The Empty Man
by George Wolf
Okay, so here’s the story: if you’re on a bridge at night and blow into an empty bottle, you’ll conjure the Empty Man. And in three days, he’ll find you.
Right, so it’s a bit of Candyman, some of The Ring, lots of jump scares and kills for Halloween, got it.
I don’t think you do…unless you’ve read Cullen Bunn’s graphic novels.
Writer/director David Prior adapts the series with James Badge Dale in the lead as James, an ex-cop still grieving from the loss of his wife and son. When the daughter of his good friend Nora (Marin Ireland) goes missing, James sidesteps the local Missouri cops for a rogue investigation of his own.
Prior, a video vet making his feature debut, lays down an atmosphere that gets plenty creepy, but seldom horrific.

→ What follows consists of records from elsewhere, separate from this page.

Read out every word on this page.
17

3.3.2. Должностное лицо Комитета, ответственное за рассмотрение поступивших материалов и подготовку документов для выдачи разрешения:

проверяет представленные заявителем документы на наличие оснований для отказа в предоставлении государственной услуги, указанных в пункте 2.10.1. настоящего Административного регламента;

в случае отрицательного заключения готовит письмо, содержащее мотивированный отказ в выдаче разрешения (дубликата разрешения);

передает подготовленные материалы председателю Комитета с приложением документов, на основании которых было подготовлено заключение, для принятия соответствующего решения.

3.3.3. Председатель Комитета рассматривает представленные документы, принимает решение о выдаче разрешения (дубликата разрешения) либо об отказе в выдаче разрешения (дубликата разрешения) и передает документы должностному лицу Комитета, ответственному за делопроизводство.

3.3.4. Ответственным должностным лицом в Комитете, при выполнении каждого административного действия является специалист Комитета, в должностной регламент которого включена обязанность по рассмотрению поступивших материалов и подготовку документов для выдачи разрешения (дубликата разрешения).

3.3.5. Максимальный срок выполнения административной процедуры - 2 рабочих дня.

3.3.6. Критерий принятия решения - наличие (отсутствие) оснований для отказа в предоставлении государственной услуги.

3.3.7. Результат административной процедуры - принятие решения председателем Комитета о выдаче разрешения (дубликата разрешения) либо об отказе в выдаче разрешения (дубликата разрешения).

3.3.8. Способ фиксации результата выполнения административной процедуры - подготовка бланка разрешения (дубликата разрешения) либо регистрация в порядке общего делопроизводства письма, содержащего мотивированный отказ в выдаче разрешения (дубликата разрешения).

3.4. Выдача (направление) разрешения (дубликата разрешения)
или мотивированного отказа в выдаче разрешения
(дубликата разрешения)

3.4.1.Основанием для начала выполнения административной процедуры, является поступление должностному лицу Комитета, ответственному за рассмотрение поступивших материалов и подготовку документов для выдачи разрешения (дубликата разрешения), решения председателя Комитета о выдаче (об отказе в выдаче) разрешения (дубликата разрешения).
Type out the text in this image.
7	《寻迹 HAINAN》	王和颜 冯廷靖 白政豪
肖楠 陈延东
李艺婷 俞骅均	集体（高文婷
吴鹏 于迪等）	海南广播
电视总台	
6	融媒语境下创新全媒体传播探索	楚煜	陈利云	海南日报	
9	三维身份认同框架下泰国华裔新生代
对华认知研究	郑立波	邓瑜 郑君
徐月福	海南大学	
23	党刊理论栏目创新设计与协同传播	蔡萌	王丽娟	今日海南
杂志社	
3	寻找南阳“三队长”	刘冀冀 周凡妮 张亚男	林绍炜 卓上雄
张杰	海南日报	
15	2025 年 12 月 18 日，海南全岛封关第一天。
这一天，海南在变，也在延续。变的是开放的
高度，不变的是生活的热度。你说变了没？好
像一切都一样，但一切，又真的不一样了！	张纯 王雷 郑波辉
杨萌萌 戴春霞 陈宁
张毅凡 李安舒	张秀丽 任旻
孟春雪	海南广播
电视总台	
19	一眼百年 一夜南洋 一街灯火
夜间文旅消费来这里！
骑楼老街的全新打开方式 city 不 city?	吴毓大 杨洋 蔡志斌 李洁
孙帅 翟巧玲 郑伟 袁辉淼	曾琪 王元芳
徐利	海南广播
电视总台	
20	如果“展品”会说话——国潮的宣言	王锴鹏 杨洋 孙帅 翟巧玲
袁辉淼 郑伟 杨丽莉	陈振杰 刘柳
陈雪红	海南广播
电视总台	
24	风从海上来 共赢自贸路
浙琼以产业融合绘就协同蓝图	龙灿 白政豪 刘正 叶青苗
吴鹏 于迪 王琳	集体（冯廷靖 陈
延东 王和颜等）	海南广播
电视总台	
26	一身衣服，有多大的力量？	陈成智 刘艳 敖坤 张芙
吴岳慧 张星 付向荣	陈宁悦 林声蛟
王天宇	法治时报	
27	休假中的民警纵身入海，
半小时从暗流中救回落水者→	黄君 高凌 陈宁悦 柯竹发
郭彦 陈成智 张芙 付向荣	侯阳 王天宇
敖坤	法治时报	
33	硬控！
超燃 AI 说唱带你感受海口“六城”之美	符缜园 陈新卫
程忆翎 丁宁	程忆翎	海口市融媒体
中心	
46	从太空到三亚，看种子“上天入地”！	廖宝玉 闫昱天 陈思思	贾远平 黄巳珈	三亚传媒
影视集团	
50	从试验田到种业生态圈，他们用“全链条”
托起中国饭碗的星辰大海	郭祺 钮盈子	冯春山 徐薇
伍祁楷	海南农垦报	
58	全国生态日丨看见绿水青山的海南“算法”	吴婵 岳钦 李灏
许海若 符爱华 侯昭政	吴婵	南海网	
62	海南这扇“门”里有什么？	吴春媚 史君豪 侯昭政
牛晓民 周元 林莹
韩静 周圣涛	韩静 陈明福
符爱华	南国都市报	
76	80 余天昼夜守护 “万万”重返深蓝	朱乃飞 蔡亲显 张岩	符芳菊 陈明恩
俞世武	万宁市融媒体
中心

As James digs in, the film becomes a dark mystery, one full of freaky cult members with aspirations of total consciousness and malevolent chaos.
Dale keeps your interest with a terrific performance full of wounded determination, getting solid support from Ireland (plus Stephen Root in a memorable cameo).
But at nearly two hours and twenty minutes, it’s a bit too much of wandering slog in need of a leaner path.
Come in looking for a tidy little slasher, and you’re going to be disappointed. But if you’re down for a dark and moody rumination on grief, metaphysics and itchy brains, you could conjure up worse than The Empty Man.